Le CBD entraîne l'apoptose via la régulation de nombreuses protéines pro- et anti-apoptotiques. Un effet anti-angiogénique est décrit in vivo dans les cancers colorectaux et sur les cellules endothéliales. Une action sur la nidification métastatique est également rapportée dans les cancers pulmonaires (EBM 2) 22.
Aucune étude chez le chien ou le chat atteint de cancer n'est à ce jour disponible dans la littérature.
Cependant, une récente étude a démontré l'intérêt de l'ajout de cannabidiol dans la thérapie analgésique multimodale chez le chien et le CBD jouera un rôle probable dans l'analgésie et le maintien d'une qualité de vie optimale chez le patient atteint de cancer (EBM 2) 23.
- Limites à l'utilisation
Le CBD possède une bonne tolérance globale, bien qu'un cas d'effet secondaire cutané soit rapporté chez un chien 24. Des interactions médicamenteuses avec d'autres médicaments sont cependant décrites en médecine humaine. Tout médicament activant ou inhibant l'action du cytochrome p450 est susceptible d'interagir avec l'action du CBD.
Les teneurs en CBD des huiles commercialisées sont variables et il est essentiel de privilégier une huile à teneur garantie, afin d'ajuster au mieux la dose.
Le peu de recul actuellement en oncologie vétérinaire, son coût non négligeable et l'indisponibilité de la spécialité vétérinaire peuvent être des freins à sa généralisation en pratique (EBM 4).
À PROPOS DES MÉDECINES ETHNOVÉTÉRINAIRES EN ONCOLOGIE
Les médecines ethnovétérinaires font référence à la santé animale populaire incluant les pratiques et les croyances traditionnelles prodiguées par les membres d'une communauté 25.
Les pratiques traditionnelles font rarement l'objet de publications dans la littérature scientifique internationale, bien que des efforts
récents d'inventaire soient mis en exergue, notamment pour la médecine traditionnelle chinoise ou, plus sporadiquement, pour les médecines traditionnelles des peuples autochtones nord-américains.
Les risques liés à l'intégration des médecines ethnovétérinaires résident dans la traçabilité des matières premières, le risque d'interactions médicamenteuses accru de par les mélanges de différentes substances (effets indésirables se surajoutant parfois à ceux de la chimiothérapie, interactions pharmacocinétiques et pharmacodynamiques).

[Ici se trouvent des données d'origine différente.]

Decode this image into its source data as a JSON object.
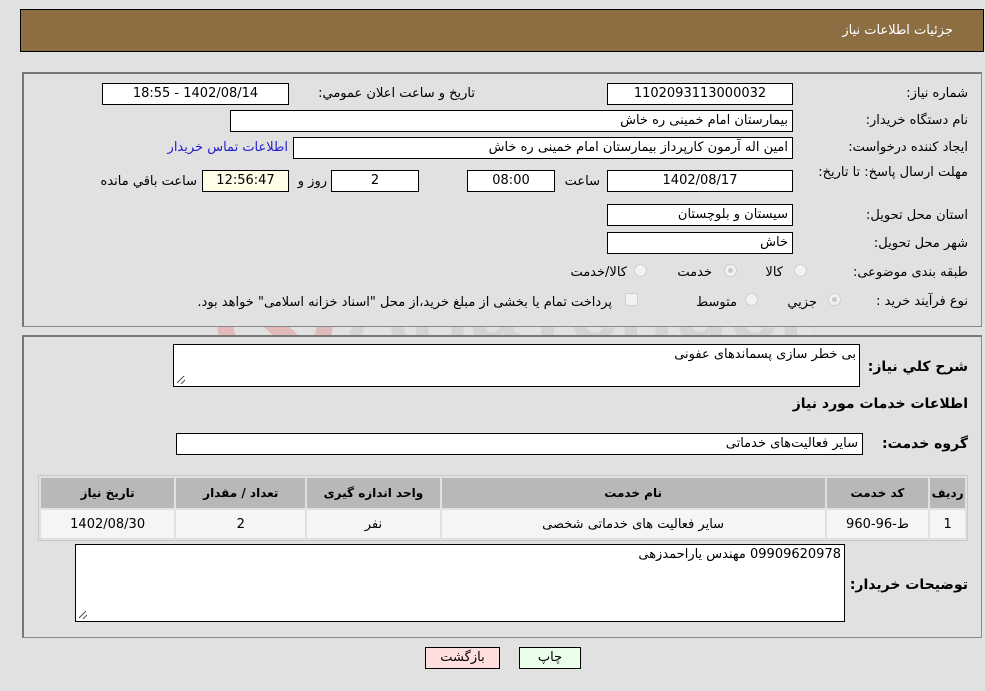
{
  "header": {
    "title": "جزئیات اطلاعات نیاز"
  },
  "form": {
    "need_number": {
      "label": "شماره نیاز:",
      "value": "1102093113000032"
    },
    "announce_datetime": {
      "label": "تاریخ و ساعت اعلان عمومي:",
      "value": "1402/08/14 - 18:55"
    },
    "buyer_org": {
      "label": "نام دستگاه خریدار:",
      "value": "بیمارستان امام خمینی  ره  خاش"
    },
    "requester": {
      "label": "ایجاد کننده درخواست:",
      "value": "امین اله آرمون کارپرداز بیمارستان امام خمینی  ره  خاش"
    },
    "contact_link": "اطلاعات تماس خریدار",
    "deadline": {
      "label": "مهلت ارسال پاسخ: تا تاریخ:",
      "date": "1402/08/17",
      "time_label": "ساعت",
      "time": "08:00",
      "days": "2",
      "days_label": "روز و",
      "remaining": "12:56:47",
      "remaining_label": "ساعت باقي مانده"
    },
    "province": {
      "label": "استان محل تحویل:",
      "value": "سیستان و بلوچستان"
    },
    "city": {
      "label": "شهر محل تحویل:",
      "value": "خاش"
    },
    "category": {
      "label": "طبقه بندی موضوعی:",
      "options": [
        "کالا",
        "خدمت",
        "کالا/خدمت"
      ],
      "selected": "خدمت"
    },
    "process": {
      "label": "نوع فرآیند خرید :",
      "options": [
        "جزيي",
        "متوسط"
      ],
      "selected": "جزيي",
      "treasury_note": "پرداخت تمام یا بخشی از مبلغ خرید،از محل \"اسناد خزانه اسلامی\" خواهد بود."
    }
  },
  "details": {
    "description_label": "شرح کلي نیاز:",
    "description": "بی خطر سازی پسماندهای عفونی",
    "services_heading": "اطلاعات خدمات مورد نیاز",
    "service_group_label": "گروه خدمت:",
    "service_group": "سایر فعالیت‌های خدماتی",
    "table": {
      "headers": [
        "ردیف",
        "کد خدمت",
        "نام خدمت",
        "واحد اندازه گیری",
        "تعداد / مقدار",
        "تاریخ نیاز"
      ],
      "rows": [
        [
          "1",
          "ط-96-960",
          "سایر فعالیت های خدماتی شخصی",
          "نفر",
          "2",
          "1402/08/30"
        ]
      ]
    },
    "buyer_notes_label": "توضیحات خریدار:",
    "buyer_notes": "09909620978 مهندس یاراحمدزهی"
  },
  "buttons": {
    "print": "چاپ",
    "back": "بازگشت"
  },
  "colors": {
    "header_bg": "#8d6e43",
    "print_bg": "#eaffea",
    "back_bg": "#ffdede",
    "remaining_bg": "#fffde7"
  }
}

Au regard de l'ensemble de ces arguments, nous ne recommandons donc pas l'utilisation de ces pratiques en oncologie vétérinaire (EBM 4).

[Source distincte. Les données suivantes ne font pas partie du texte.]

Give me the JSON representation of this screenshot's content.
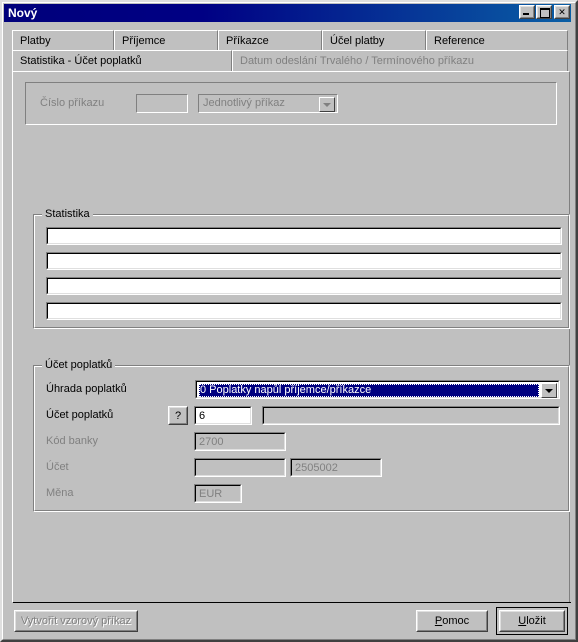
{
  "window": {
    "title": "Nový",
    "buttons": {
      "minimize": "minimize-icon",
      "maximize": "maximize-icon",
      "close": "✕"
    }
  },
  "tabs": {
    "row1": [
      {
        "label": "Platby",
        "enabled": true
      },
      {
        "label": "Příjemce",
        "enabled": true
      },
      {
        "label": "Příkazce",
        "enabled": true
      },
      {
        "label": "Účel platby",
        "enabled": true
      },
      {
        "label": "Reference",
        "enabled": true
      }
    ],
    "row2": [
      {
        "label": "Statistika - Účet poplatků",
        "enabled": true,
        "active": true
      },
      {
        "label": "Datum odeslání Trvalého / Termínového příkazu",
        "enabled": false,
        "active": false
      }
    ]
  },
  "order_number": {
    "label": "Číslo příkazu",
    "value": "",
    "type_value": "Jednotlivý příkaz",
    "type_options": [
      "Jednotlivý příkaz"
    ],
    "enabled": false
  },
  "statistika": {
    "group_label": "Statistika",
    "fields": [
      "",
      "",
      "",
      ""
    ]
  },
  "fee_account": {
    "group_label": "Účet poplatků",
    "payment_label": "Úhrada poplatků",
    "payment_value": "0 Poplatky napůl příjemce/příkazce",
    "payment_options": [
      "0 Poplatky napůl příjemce/příkazce"
    ],
    "account_label": "Účet poplatků",
    "help_button": "?",
    "account_code": "6",
    "account_name": "",
    "bank_code_label": "Kód banky",
    "bank_code_value": "2700",
    "account_row_label": "Účet",
    "account_prefix": "",
    "account_number": "2505002",
    "currency_label": "Měna",
    "currency_value": "EUR"
  },
  "footer": {
    "template_button": "Vytvořit vzorový příkaz",
    "help_button_pre": "P",
    "help_button_post": "omoc",
    "save_button_pre": "U",
    "save_button_post": "ložit"
  },
  "colors": {
    "title_bar_start": "#00007b",
    "title_bar_end": "#0a5fa5",
    "selection_bg": "#000080",
    "face": "#c0c0c0",
    "disabled_text": "#808080"
  }
}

QU'EN EST-IL DE L'HOMÉOPATHIE EN ONCOLOGIE VÉTÉRINAIRE ?
Une approche basée sur les preuves publiées dans la littérature scientifique internationale est, à ce jour, inenvisageable concernant les possibilités d'application de l'homéopathie dans le cadre d'une stratégie de traitement intégrative en oncologie vétérinaire.
Il est cependant nécessaire de rappeler que l'expérience individuelle a de la valeur. Elle doit néanmoins être confrontée à la démarche scientifique afin d'être analysée avec recul et discernement, ce qui est rarement le cas dans les quelques rapports ou séries de cas disponibles.
Les critiques principales de l'homéopathie demeurent dans les fondements même d'une approche scientifiquement discutable. S'il est vrai qu'une efficacité est rapportée chez de nombreux humains traités pour un cancer, l'impact de l'effet placebo semble être prédominant dans ces effets et l'homéopathie ne peut et ne doit en aucun cas se substituer aux traitements conventionnels (EBM 4) 26.
Elle peut cependant s'intégrer dans une prise en charge pluridisciplinaire, adaptée à l'animal, à partir des données disponibles dans la littérature scientifique d'oncologie humaine, en gardant l'indispensable recul scientifique nécessaire (EBM 4) 26.